In sum, by the command of Lopez and the categorical approach to federal/state offense comparison, we are obligated to look only at the offense of conviction and the conduct described therein. True, as the majority points out, there are limited situations in which we may peek behind the face of the conviction, to the charging documents, Gattem, 412 F.3d 758, 765 (2005), but the charging documents in these cases would have been no help. In each case in this appeal the state convicted the defendant of a simple misdemeanor without mention of any previous misdemeanor convictions. The state prosecutors opted not to charge these defendants as recidivist drug crime offenders and we cannot re-write history to make it so. The offenses for which each of these petitioners were convicted do not proscribe conduct that would be a felony under the CSA. Consequently, I would hold that none of their convictions constitutes an aggravated felony under § 1101(a)(43)(B) of the INA. I respectfully dissent.

. A person may not challenge the validity of a prior conviction that is more than five years old. 21 U.S.C. § 851(e). One of the three petitioners here, Jimenez-Mateo, would have been barred from challenging the validity of his first possession offense. Presumably, however, he was still permitted to deny an allegation of the information of a prior conviction as indicated in § 851(c)(1). Furthermore, the notice requirements of 21 U.S.C. § 851(a) would still have applied.

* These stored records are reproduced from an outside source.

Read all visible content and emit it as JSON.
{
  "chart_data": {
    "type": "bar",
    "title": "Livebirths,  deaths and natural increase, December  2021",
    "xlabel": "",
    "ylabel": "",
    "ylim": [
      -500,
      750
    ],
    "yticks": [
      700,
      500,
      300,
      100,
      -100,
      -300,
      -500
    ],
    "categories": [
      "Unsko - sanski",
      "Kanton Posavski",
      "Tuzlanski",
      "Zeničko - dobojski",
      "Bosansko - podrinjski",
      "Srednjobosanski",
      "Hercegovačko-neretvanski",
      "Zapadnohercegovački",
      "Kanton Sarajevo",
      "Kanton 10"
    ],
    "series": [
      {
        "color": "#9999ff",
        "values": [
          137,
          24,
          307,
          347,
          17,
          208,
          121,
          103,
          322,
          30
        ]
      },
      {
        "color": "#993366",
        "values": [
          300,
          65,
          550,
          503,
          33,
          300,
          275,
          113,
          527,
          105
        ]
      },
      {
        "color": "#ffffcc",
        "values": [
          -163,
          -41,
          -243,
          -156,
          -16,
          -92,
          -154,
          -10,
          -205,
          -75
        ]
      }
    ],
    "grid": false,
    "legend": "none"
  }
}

. Illinois does have a law that provides for a sentencing enhancement for recidivist possession (720 ILCS 570/408(a)) and requires that the state give the defendant notice of the state's intention to seek the enhancement. 725 ILCS 5/111 — 3(c).

. The majority also makes much of the fact that recidivism is a penalty provision and not an element of the offense of conviction. Ante at 870 (citing Almendarez-Torres, 523 U.S. 224, 244, 118 S.Ct. 1219, 140 L.Ed.2d 350 (1998)). Although still reigning law, the viability of this notion is much in doubt. In Ap-prendi v. New Jersey, 530 U.S. 466, 520, 120 S.Ct. 2348, 147 L.Ed.2d 435, Justice Thomas, in concurrence, admitted siding with the erring position in Almendarez-Torres and con-eluded that the fact of a prior conviction is indeed an element of a recidivism statute — a position which allies him with the four dissenters in Almendarez-Torres. Id. at 520-21, 120 S.Ct. 2348 (Thomas, J., concurring). Thomas’ change of mind now means that at least five current members of the Supreme Court support the position that the fact of a prior conviction is indeed an element of a recidivism crime. In any event, this distinction does not get us around the Supreme Court’s command in Lopez that we look to the conduct proscribed in the state offense of conviction. In this case that statute described conduct — simple possession — that would not have qualified as an aggravated felony under federal law.